Monday, 21 April 2008

Farr 40 Worlds Protest

Protest decides final outcome of Farr 40 Worlds in Miami. From Scuttlebutt 2579:

" By all witness accounts, Joe Fly seriously overplayed their hand at the weather mark situation. They were on the port tack layline, with Barking Mad ahead and to leeward, also on port. Barking Mad tacked to starboard on layline, with Mascalzone near but slightly overstanding the mark on starboard. As Joe Fly approached Barking Mad, the Italians delayed their tack to make sure they were on layline, but ended up tacking too close to the Americans, who then luffed hard to avoid collision. Barking Mad didn’t want their protest to decide the Worlds, but offered to witness when Mascalzone did file a protest. The Pro Sight Sailing website has a great audio explanation of the situation by commentator Matt Ciesicki: "

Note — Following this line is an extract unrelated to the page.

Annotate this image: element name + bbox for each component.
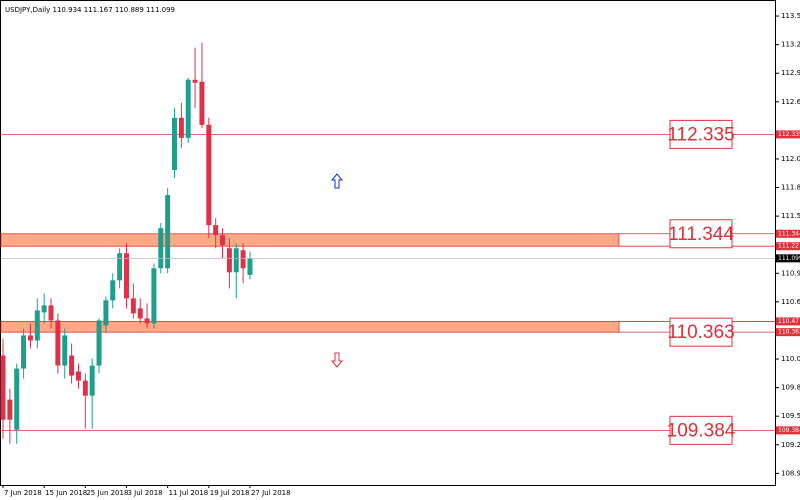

Can you identify which rules were broken, according to the audio commentary?


  1. There's quite a few rules to choose from here. It seems the incident starts with Mascalzone tacking to starboard on the layline, thus coming on a collision course with Barking Mad. Barking Mad then hail Joe Fly for room to tack under RRS 19 but apparently receive no response. (Assuming the conditions for hailing under 19 are met, Joe Fly is in trouble already now). Barking Mad tacks (or at least passes head to wind, it is unlikely they could complete the tack if the hail was OK). They must then luff to avoid Joe Fly, and Mascalzone apparently also has to take some avoiding action to clear Barking Mad. If Barking Mad completed their tack before they had to take avoiding action, 18.3 can come into play as well. The commentary places all three boats on the port tack layline before the incident, and as the F40s use a three-length zone it is very likely that both Joe Fly and Barking Mad did all or part of their tacking inside the zone. That could also explain the reluctance of Barking Mad to protest, as they might fear getting thrown out for breaking 18.3 against Mascalzone. Having the right to hail for room to tack does not relieve them of their obligations under 18.3.

  2. Nice one Bam.

    Jos, TSS following by e-mail.

    I've taken it that ML completed her tack outside the zone (3BL, thanks Bam), just to avoid rule 18.3 complications.

    Evidence was, not all boats started on the Port tack layline, they were stepped with ML to leeward of BM to leeward of JF.

    Firstly ML was subject, first to rule 13, then rule 15. She kept clear of BM, so no problem there.

    BM gave his rule 19 hail, then 'there was a whole lot of shouting going on' so we can take it that BM gave his 'second more vigorous hail' (Case 54), and he's now in rule 14 avoiding contact territory.

    JF has not responded to the rule 19 hail at all, so breaks rule 19.

    I agree with Bam that BM probably does not complete her tack onto stbd. Once JF passes HTW, she breaks rule 13 second bit (on the right is in the right), UNLESS, by now, they are in the zone or otherwise about to round or pass, in which case JF, as inside boat, is entitled to rule 18 mark room. (Doesn't get her off breaking rule 19 though).

    BM probably breaks rule 13 with respect to ML, but is exonerated (rule 64.1(b)) by JF breaking a rule.

    And all this is happening in 40 foot boats doing 8 to 10 knots.